Representative (A) and mean (B) levels of protein expression of rhoA, rho kinase (ROCK1 and ROCK2), caveolin-1 (Cav-1), and β-actin in whole cell lysate of aorta from wild-type (WT) and cav-1 KO mice. Values are expressed as means ± SE of 4 aorta. *P < 0.05 vs. WT. C: representative immunoblot (IB) from immunoprecipitations (IP) using cav-1, rhoA, or IgG in aorta from WT mice. Lane 1 shows positive control using whole cell lysate from aorta (WC); lane 2 shows IP with cav-1; lane 3 shows IP with rhoA; and lane 4: shows IP with IgG. (n = 2 for each IP).

Fig. 4.

Under basal conditions, neither rhoA nor ROCK1 nor ROCK2 localized with caveolin-1 (cav-1) in low-density fractions in the aorta from wild-type mice (A, representative blots, B, levels as percent of total; values are expressed as means ± SE; n = 3–6). Conversely, in aorta from cav-1 KO mice, levels of rhoA and ROCK2 were higher in low-density fractions compared with wild-type mice (C, representative blots, D, levels as percent of total, mean ± SE; n = 3 or 4 pooled samples).

Fig. 5.

Levels of RhoA (A), cav-1 (B), and ROCK2 (C), measured in low-density fractions (3–5) versus high-density fractions (8–10) from sucrose density centrifugation of aorta from wild-type mice under basal conditions, and early (30–60 s) and late (5 min) after the addition of serotonin (1 μM). Values are expressed as means ± SE; n = 3–6 pooled samples. *P < 0.05 vs. basal.

Fig. 6.

Levels of RhoA (A), ROCK2 (B), and β-actin (C) measured in low-density fractions (3–5) versus high-density fractions (8–10) from sucrose density centrifugation of aorta from caveolin-1 KO mice.
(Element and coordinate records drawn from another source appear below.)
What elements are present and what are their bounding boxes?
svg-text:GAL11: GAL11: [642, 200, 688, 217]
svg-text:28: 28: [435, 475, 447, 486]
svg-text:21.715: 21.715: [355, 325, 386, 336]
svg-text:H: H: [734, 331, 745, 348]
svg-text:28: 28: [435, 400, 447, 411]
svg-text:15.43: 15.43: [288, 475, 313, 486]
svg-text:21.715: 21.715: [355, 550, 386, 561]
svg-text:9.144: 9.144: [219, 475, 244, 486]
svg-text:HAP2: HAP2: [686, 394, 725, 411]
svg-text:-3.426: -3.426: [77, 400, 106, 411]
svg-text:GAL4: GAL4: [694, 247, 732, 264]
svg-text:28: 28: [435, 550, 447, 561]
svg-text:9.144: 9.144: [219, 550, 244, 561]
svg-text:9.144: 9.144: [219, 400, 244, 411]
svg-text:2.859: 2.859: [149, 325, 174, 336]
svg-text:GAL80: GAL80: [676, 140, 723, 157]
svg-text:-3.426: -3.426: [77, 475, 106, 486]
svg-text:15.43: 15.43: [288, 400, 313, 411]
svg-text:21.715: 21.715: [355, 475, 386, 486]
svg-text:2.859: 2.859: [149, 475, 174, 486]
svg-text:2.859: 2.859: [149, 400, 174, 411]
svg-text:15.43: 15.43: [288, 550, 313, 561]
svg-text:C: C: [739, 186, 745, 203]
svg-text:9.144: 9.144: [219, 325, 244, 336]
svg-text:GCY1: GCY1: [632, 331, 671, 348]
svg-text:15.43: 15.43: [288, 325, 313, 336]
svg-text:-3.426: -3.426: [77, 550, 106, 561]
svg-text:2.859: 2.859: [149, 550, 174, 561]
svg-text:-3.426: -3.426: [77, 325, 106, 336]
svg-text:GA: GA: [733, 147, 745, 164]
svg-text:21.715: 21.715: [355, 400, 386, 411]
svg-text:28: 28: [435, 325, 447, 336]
Samples were flash frozen under basal conditions, and early (30–60 s) and late (5 min) after the addition of serotonin (1 μM). Values are expressed as means ± SE; n = 3–5 pooled samples. *P ≤ 0.05 vs. basal. †P < 0.07 vs. basal.

Fig. 7.

Levels of RhoA (A and C) and ROCK2 (B and D) measured in wild-type and cav-1 KO low-density fractions (3–5) versus high-density fractions (8–10) of aorta under basal conditions (A and B) and late (5 min, C and D) after addition of serotonin (1 μM). Values are expressed as means ± SE. *P < 0.05 vs. wild-type; n = 3–6 pooled samples.